The Dark Side Of "The Dark Side Of Faith"

An opinion piece was published in today's Los Angeles Times, to which the following pertains.

A writer has recently claimed, in an article entitled, "The Dark Side of Faith", that religious extremism in America is dangerous. The claim was based on a new study that alleged that sinful behavior was more prevalent in the more religious areas of the United States.

It is my considered view that the writer's claim is nonsense, because while it may be true that some aspects of religious faith seem incompatible with what actually occurs in a practical sense, the writer seems to fail to understand that religion is not for the perfect, or even the noble. Religion is particularly needed for sinners. So, given the premise evident from the reliance on the study's claim, there is no real reason to believe or even read the article, other than to be specific about why the premise and conclusion are fairly misdirected. The facts are what they are. But let us review some of what the writer wrote, nevertheless, and what was taken as a gloss upon it.

[The study] ranked societies based on the percentage of their population expressing absolute belief in God, the frequency of prayer reported by their citizens and their frequency of attendance at religious services. He then correlated this with data on rates of homicide, sexually transmitted disease, teen pregnancy, abortion and child mortality. He found that the most religious democracies exhibited substantially higher degrees of social dysfunction than societies with larger percentages of atheists and agnostics.
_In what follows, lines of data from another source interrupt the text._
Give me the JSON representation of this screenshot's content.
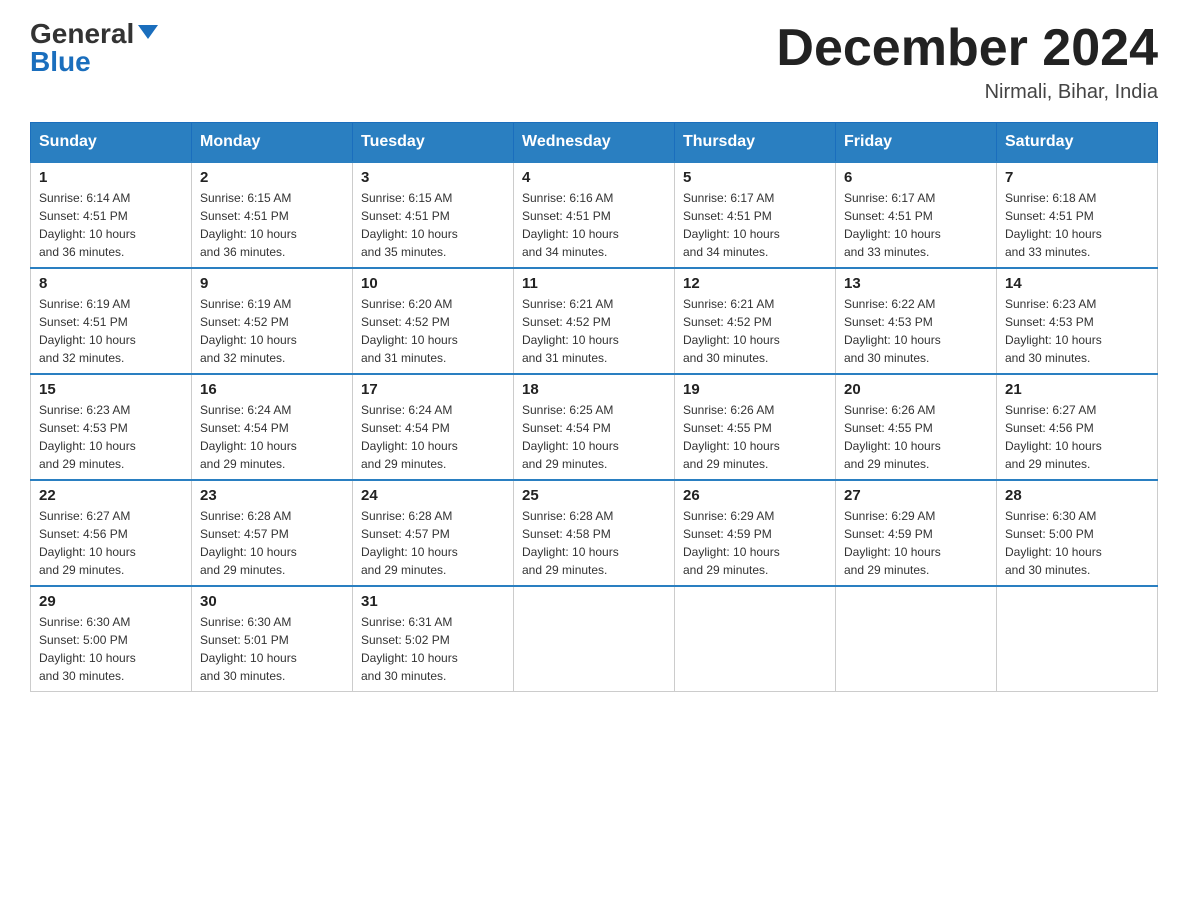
{
  "header": {
    "logo_general": "General",
    "logo_blue": "Blue",
    "month_title": "December 2024",
    "subtitle": "Nirmali, Bihar, India"
  },
  "days_of_week": [
    "Sunday",
    "Monday",
    "Tuesday",
    "Wednesday",
    "Thursday",
    "Friday",
    "Saturday"
  ],
  "weeks": [
    [
      {
        "day": "1",
        "sunrise": "6:14 AM",
        "sunset": "4:51 PM",
        "daylight": "10 hours and 36 minutes."
      },
      {
        "day": "2",
        "sunrise": "6:15 AM",
        "sunset": "4:51 PM",
        "daylight": "10 hours and 36 minutes."
      },
      {
        "day": "3",
        "sunrise": "6:15 AM",
        "sunset": "4:51 PM",
        "daylight": "10 hours and 35 minutes."
      },
      {
        "day": "4",
        "sunrise": "6:16 AM",
        "sunset": "4:51 PM",
        "daylight": "10 hours and 34 minutes."
      },
      {
        "day": "5",
        "sunrise": "6:17 AM",
        "sunset": "4:51 PM",
        "daylight": "10 hours and 34 minutes."
      },
      {
        "day": "6",
        "sunrise": "6:17 AM",
        "sunset": "4:51 PM",
        "daylight": "10 hours and 33 minutes."
      },
      {
        "day": "7",
        "sunrise": "6:18 AM",
        "sunset": "4:51 PM",
        "daylight": "10 hours and 33 minutes."
      }
    ],
    [
      {
        "day": "8",
        "sunrise": "6:19 AM",
        "sunset": "4:51 PM",
        "daylight": "10 hours and 32 minutes."
      },
      {
        "day": "9",
        "sunrise": "6:19 AM",
        "sunset": "4:52 PM",
        "daylight": "10 hours and 32 minutes."
      },
      {
        "day": "10",
        "sunrise": "6:20 AM",
        "sunset": "4:52 PM",
        "daylight": "10 hours and 31 minutes."
      },
      {
        "day": "11",
        "sunrise": "6:21 AM",
        "sunset": "4:52 PM",
        "daylight": "10 hours and 31 minutes."
      },
      {
        "day": "12",
        "sunrise": "6:21 AM",
        "sunset": "4:52 PM",
        "daylight": "10 hours and 30 minutes."
      },
      {
        "day": "13",
        "sunrise": "6:22 AM",
        "sunset": "4:53 PM",
        "daylight": "10 hours and 30 minutes."
      },
      {
        "day": "14",
        "sunrise": "6:23 AM",
        "sunset": "4:53 PM",
        "daylight": "10 hours and 30 minutes."
      }
    ],
    [
      {
        "day": "15",
        "sunrise": "6:23 AM",
        "sunset": "4:53 PM",
        "daylight": "10 hours and 29 minutes."
      },
      {
        "day": "16",
        "sunrise": "6:24 AM",
        "sunset": "4:54 PM",
        "daylight": "10 hours and 29 minutes."
      },
      {
        "day": "17",
        "sunrise": "6:24 AM",
        "sunset": "4:54 PM",
        "daylight": "10 hours and 29 minutes."
      },
      {
        "day": "18",
        "sunrise": "6:25 AM",
        "sunset": "4:54 PM",
        "daylight": "10 hours and 29 minutes."
      },
      {
        "day": "19",
        "sunrise": "6:26 AM",
        "sunset": "4:55 PM",
        "daylight": "10 hours and 29 minutes."
      },
      {
        "day": "20",
        "sunrise": "6:26 AM",
        "sunset": "4:55 PM",
        "daylight": "10 hours and 29 minutes."
      },
      {
        "day": "21",
        "sunrise": "6:27 AM",
        "sunset": "4:56 PM",
        "daylight": "10 hours and 29 minutes."
      }
    ],
    [
      {
        "day": "22",
        "sunrise": "6:27 AM",
        "sunset": "4:56 PM",
        "daylight": "10 hours and 29 minutes."
      },
      {
        "day": "23",
        "sunrise": "6:28 AM",
        "sunset": "4:57 PM",
        "daylight": "10 hours and 29 minutes."
      },
      {
        "day": "24",
        "sunrise": "6:28 AM",
        "sunset": "4:57 PM",
        "daylight": "10 hours and 29 minutes."
      },
      {
        "day": "25",
        "sunrise": "6:28 AM",
        "sunset": "4:58 PM",
        "daylight": "10 hours and 29 minutes."
      },
      {
        "day": "26",
        "sunrise": "6:29 AM",
        "sunset": "4:59 PM",
        "daylight": "10 hours and 29 minutes."
      },
      {
        "day": "27",
        "sunrise": "6:29 AM",
        "sunset": "4:59 PM",
        "daylight": "10 hours and 29 minutes."
      },
      {
        "day": "28",
        "sunrise": "6:30 AM",
        "sunset": "5:00 PM",
        "daylight": "10 hours and 30 minutes."
      }
    ],
    [
      {
        "day": "29",
        "sunrise": "6:30 AM",
        "sunset": "5:00 PM",
        "daylight": "10 hours and 30 minutes."
      },
      {
        "day": "30",
        "sunrise": "6:30 AM",
        "sunset": "5:01 PM",
        "daylight": "10 hours and 30 minutes."
      },
      {
        "day": "31",
        "sunrise": "6:31 AM",
        "sunset": "5:02 PM",
        "daylight": "10 hours and 30 minutes."
      },
      null,
      null,
      null,
      null
    ]
  ],
  "labels": {
    "sunrise": "Sunrise:",
    "sunset": "Sunset:",
    "daylight": "Daylight:"
  }
}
Of the nations studied, the U.S. — which has by far the largest percentage of people who take the Bible literally and express absolute belief in God (and the lowest percentage of atheists and agnostics) — also has by far the highest levels of homicide, abortion, teen pregnancy and sexually transmitted diseases.
Here is a particularly banal observation in my view:

The claim that religion can have a dark side should not be news. Does anyone doubt that Islamic extremism is linked to the recent rise in international terrorism? And since the history of Christianity is every bit as blood-drenched as the history of Islam, why should we doubt that extremist forms of modern American Christianity have their own pernicious and measurable effects on national health and well-being? Arguably, Paul's study invites us to conclude that the most serious threat humanity faces today is religious extremism: nonrational, absolutist belief systems that refuse to tolerate difference and dissent. My prediction is that right-wing evangelicals will do their best to discredit Paul's substantive findings. But when they fail, they'll just shrug: So what if highly religious societies have more murders and disease than less religious societies? Remember the trials of Job? God likes to test the faithful.
The absurd argument that is made is that since Christianity once was excessive, therefore nothing that advocates Christianity today can be freed from that stain, such, and to the extent, that Christianity today can be compared to the worst of Islamic extremism. This hateful approach would consider America itself irremediably evil, since the South once held slaves.

There is truly nothing new under the sun, and religion- and America-bashing are apparently the only remaining acceptables prejudice among some opinion-meisters at the Times.